26th Sunday in Ordinary Time

In today’s Gospel, Jesus tells a story of two sons.  The parable dramatizes the classic difference between lip service and performance.  One son said he would obey his father but did not.  The second son, who refused to obey his father, later regretted the refusal and did what he was told.  Who was the greater man?  Who was obedient?  The apostles agreed it was the second son.   Jesus then applied the story to the pious person who uttered, all the correct religious platitudes but does his own thing.

Sinners, like the tax collectors and prostitutes of the time of Jesus, originally said no to God’s  command to live a good life (work in the vineyard).  Now that they hear the call to God’s Kingdom,  they respond to that call and are more likely to find the kingdom and ultimately obey the Father’s will.

The religious leaders of Jesus’ day put on a good show of being holy.  No doubt some of them were.  But Jesus was not impressed with many of them.  He wanted people to be honest with themselves.  He wanted people who, if they were sinners, would admit and get themselves  right with God.

Talk is not going to impress God.  Excuses are not going to impress God.  It is the good that we do that pleases God and bring us to eternal happiness.  We can make lots of promises to ourselves about what we are going to do tomorrow, but it is what we actually do that really matters.  Jesus explains to us that if we are not doing what is right, it is never too late  to change our mind.

God Bless

– Msgr. Powell

25th Sunday in Ordinary Time

Today’s parable is more about generosity of God than about working conditions.  They story is more about the supreme goodness of God than about wage settlements.

The punch line of the parable is : ”I intend to give this man who was hired last the same pay.  I am free to do as I please with my money, am I not?

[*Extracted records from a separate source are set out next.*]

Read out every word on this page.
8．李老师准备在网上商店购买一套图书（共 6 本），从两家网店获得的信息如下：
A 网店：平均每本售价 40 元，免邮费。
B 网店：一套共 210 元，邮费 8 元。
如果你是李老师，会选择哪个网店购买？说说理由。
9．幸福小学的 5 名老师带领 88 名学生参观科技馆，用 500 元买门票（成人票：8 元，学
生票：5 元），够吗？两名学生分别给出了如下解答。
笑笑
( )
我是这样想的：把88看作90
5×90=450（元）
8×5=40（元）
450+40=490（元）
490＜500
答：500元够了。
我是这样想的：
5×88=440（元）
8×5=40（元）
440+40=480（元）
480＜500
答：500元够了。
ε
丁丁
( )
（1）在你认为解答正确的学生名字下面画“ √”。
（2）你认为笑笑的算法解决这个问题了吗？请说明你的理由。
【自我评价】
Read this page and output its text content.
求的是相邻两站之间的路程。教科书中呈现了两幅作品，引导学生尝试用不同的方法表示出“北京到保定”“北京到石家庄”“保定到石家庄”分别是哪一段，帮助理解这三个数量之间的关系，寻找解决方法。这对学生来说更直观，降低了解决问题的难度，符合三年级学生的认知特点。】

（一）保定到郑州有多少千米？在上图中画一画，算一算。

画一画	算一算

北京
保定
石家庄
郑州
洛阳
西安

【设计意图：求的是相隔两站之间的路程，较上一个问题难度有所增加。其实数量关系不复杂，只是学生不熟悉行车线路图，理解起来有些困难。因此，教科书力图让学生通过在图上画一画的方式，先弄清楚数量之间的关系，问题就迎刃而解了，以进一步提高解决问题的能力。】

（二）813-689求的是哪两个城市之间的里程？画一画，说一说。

Or are you envious because I am generous?”  What we here is the behavior of a large-hearted man who is compassionate and full of sympathy for the poor.  One hour’s wage would not be enough to feed these families.  So he pays them a full day wage.

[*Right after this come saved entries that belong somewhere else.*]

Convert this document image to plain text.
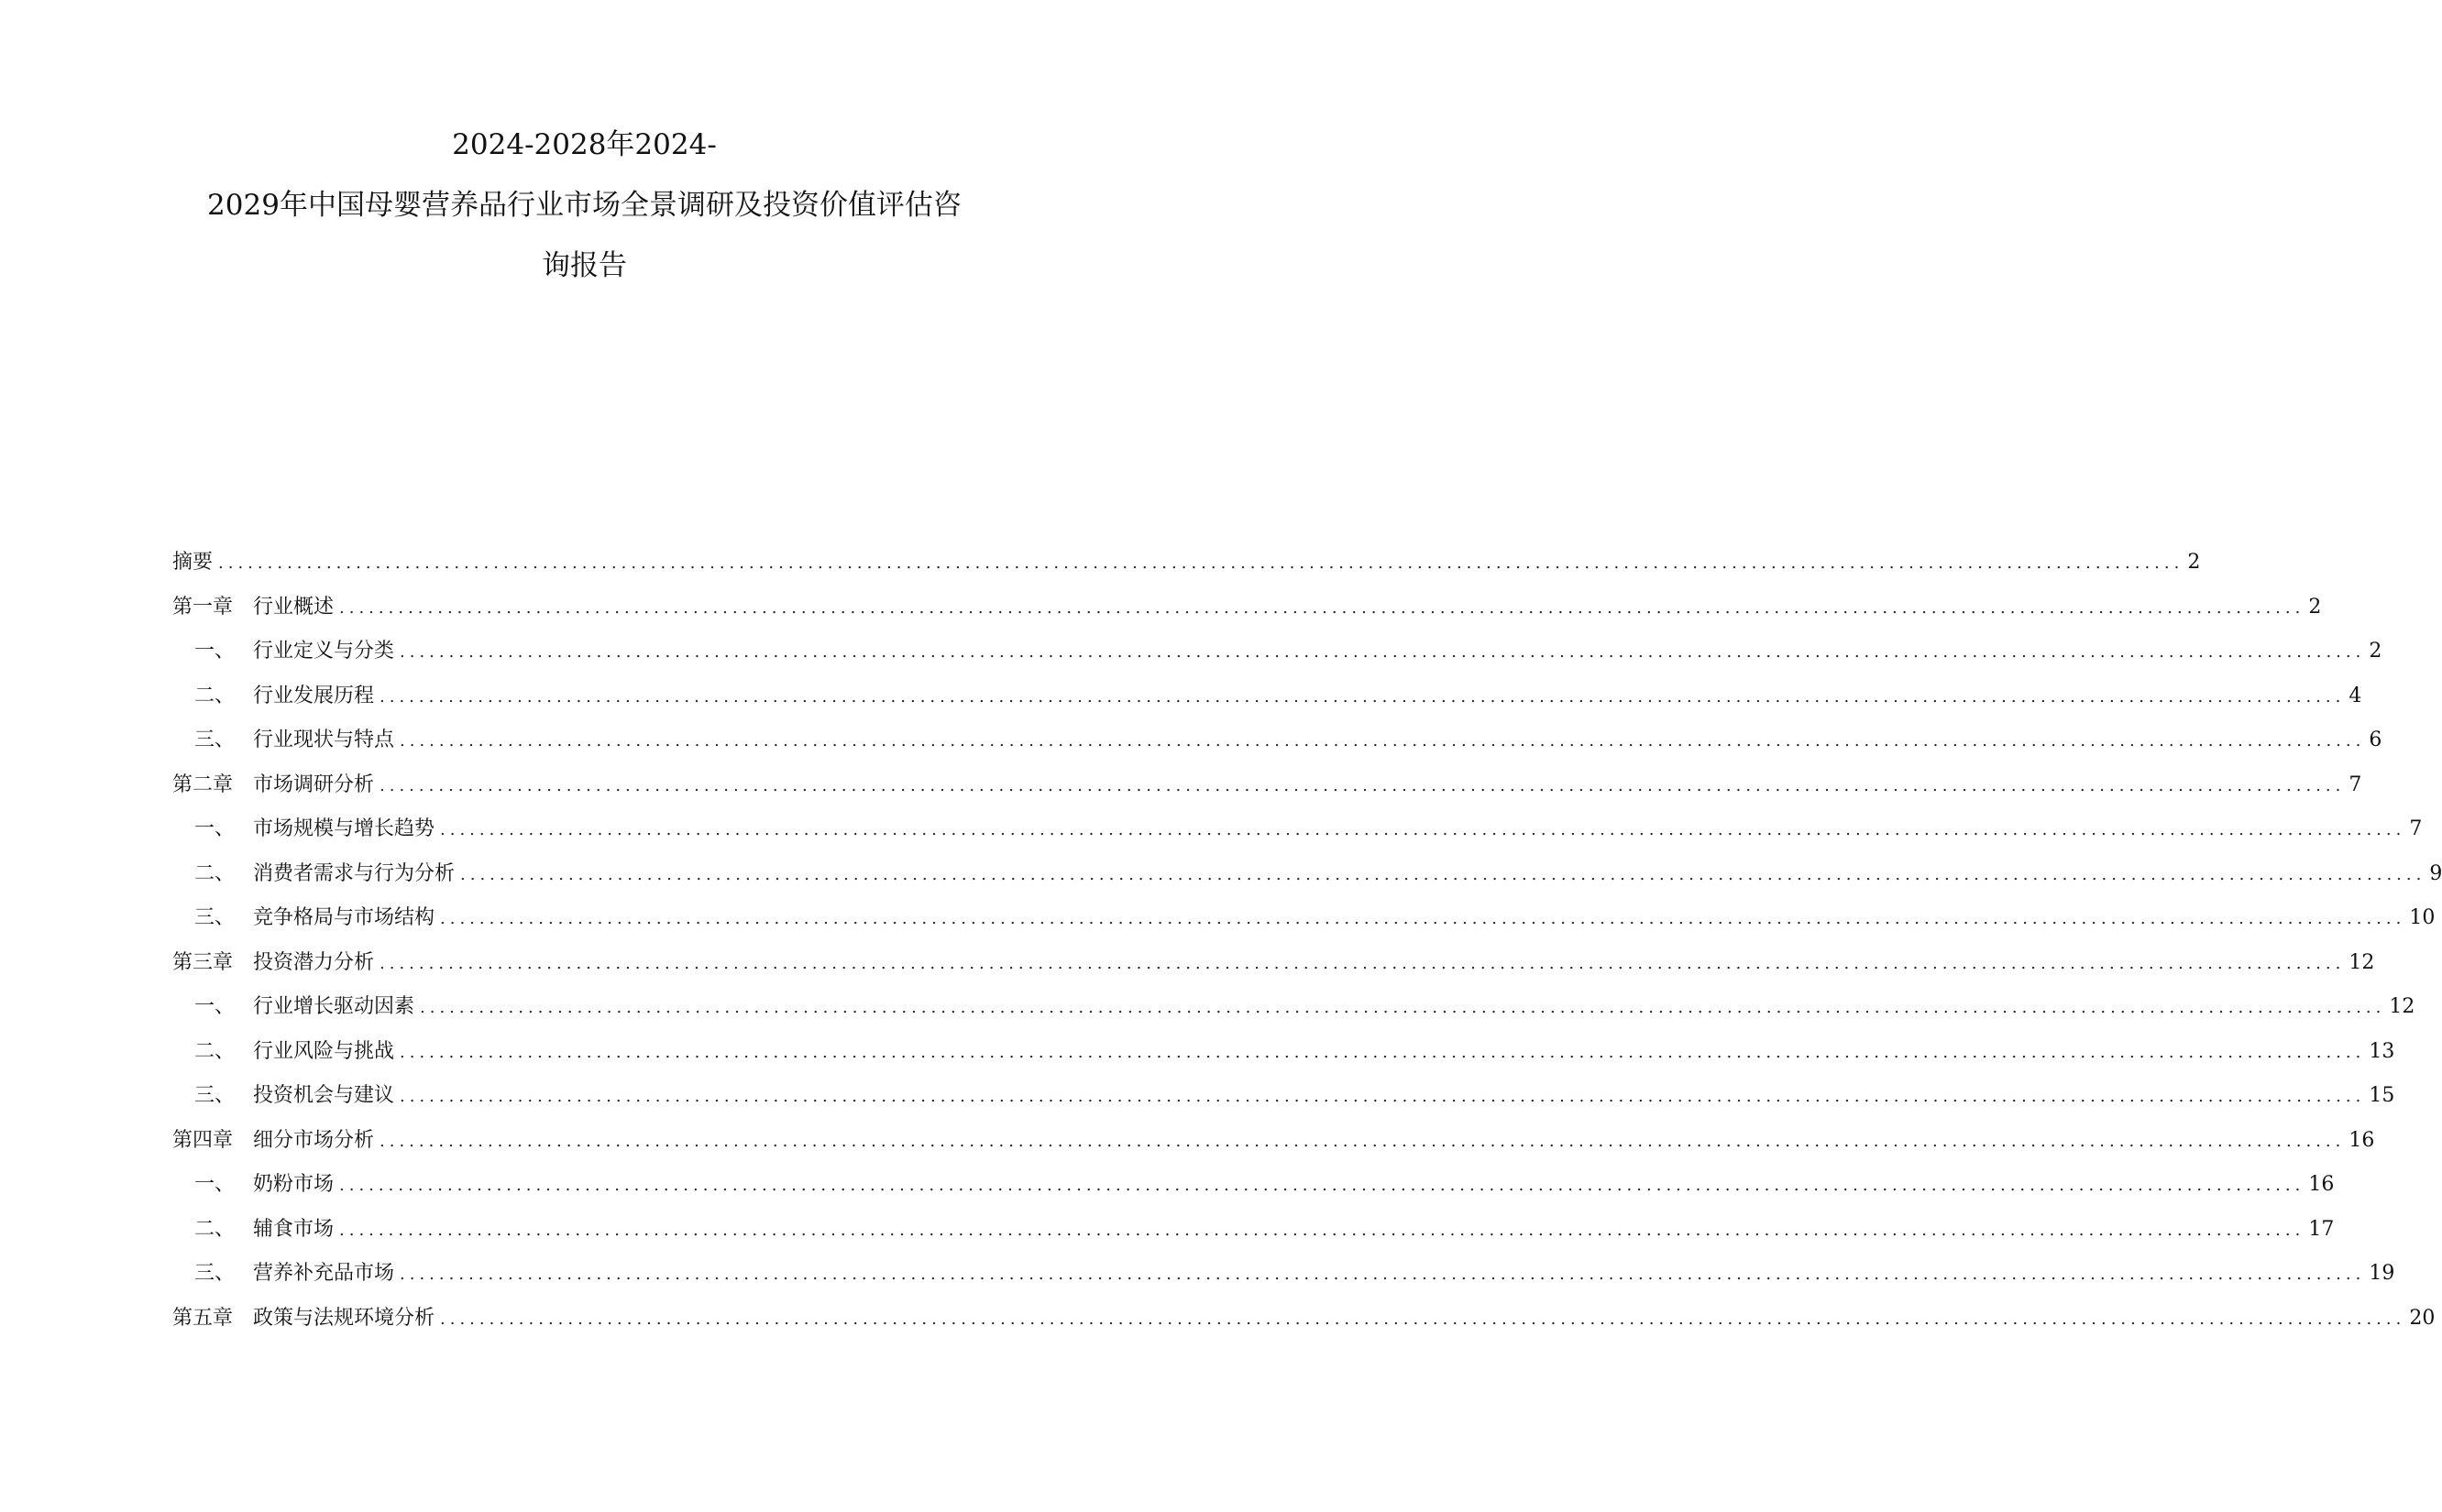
2024-2028年2024-
2029年中国母婴营养品行业市场全景调研及投资价值评估咨
询报告
摘要 ........................................................................................................................................................................................................ 2
第一章 行业概述 ........................................................................................................................................................................................................ 2
一、 行业定义与分类 ........................................................................................................................................................................................................ 2
二、 行业发展历程 ........................................................................................................................................................................................................ 4
三、 行业现状与特点 ........................................................................................................................................................................................................ 6
第二章 市场调研分析 ........................................................................................................................................................................................................ 7
一、 市场规模与增长趋势 ........................................................................................................................................................................................................ 7
二、 消费者需求与行为分析 ........................................................................................................................................................................................................ 9
三、 竞争格局与市场结构 ........................................................................................................................................................................................................ 10
第三章 投资潜力分析 ........................................................................................................................................................................................................ 12
一、 行业增长驱动因素 ........................................................................................................................................................................................................ 12
二、 行业风险与挑战 ........................................................................................................................................................................................................ 13
三、 投资机会与建议 ........................................................................................................................................................................................................ 15
第四章 细分市场分析 ........................................................................................................................................................................................................ 16
一、 奶粉市场 ........................................................................................................................................................................................................ 16
二、 辅食市场 ........................................................................................................................................................................................................ 17
三、 营养补充品市场 ........................................................................................................................................................................................................ 19
第五章 政策与法规环境分析 ........................................................................................................................................................................................................ 20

If we cry for justice that we worked all day in the heat of the sun, then we miss the point of the parable.  This is a story about God’s goodness not about labor-relation guidelines.

Jesus wants us to see that the owner is what God looks like.  He is all goodness and compassion, all mercy and generosity.  Jesus is telling us that when God does something,  He does it in a big way—with extravagance and generosity, with flair and foolishness.

We need to praise God for always giving us more than what we are entitled to; for forgiving us more than we deserve; for blessing us with more than we worthy of.

My friends, we need to pray each day and ask God that we may be more generous with each other—by not just forgiving offenses, but also by forgetting them; by not just fulfilling our duties, but by offering to do more; by not just doing what  is expected of us, but also by doing the unexpected that delights people so much.

God Bless

Msgr. Powell


Twenty-fourth Sunday in Ordinary Time

Today’s parable is occasioned by Peter’s question about the limits we should set on forgiveness: “How often must I forgive my brother?”

Jesus parable makes clear that we often times forget how extravagant God has been with the frequency and the immensity of his forgiveness to us. Perhaps this is because we become preoccupied with the pain other people inflict on us when they wrong us in some way.

Besides remembering our own sinfulness, Jesus insists that we forgive from the heart. We might wonder how we can do that.

C.S. Lewis says that loving our enemies does not mean feeling fond of them or pretending that they are not such bad people after all. Loving and forgiving our enemies does mean however, to wish that they were not so bad, to hope that they may be healed and cured and to will them good.

It was in this spirit that Jesus prayed on the cross: “Father, forgive them, for they do not know what they are doing.”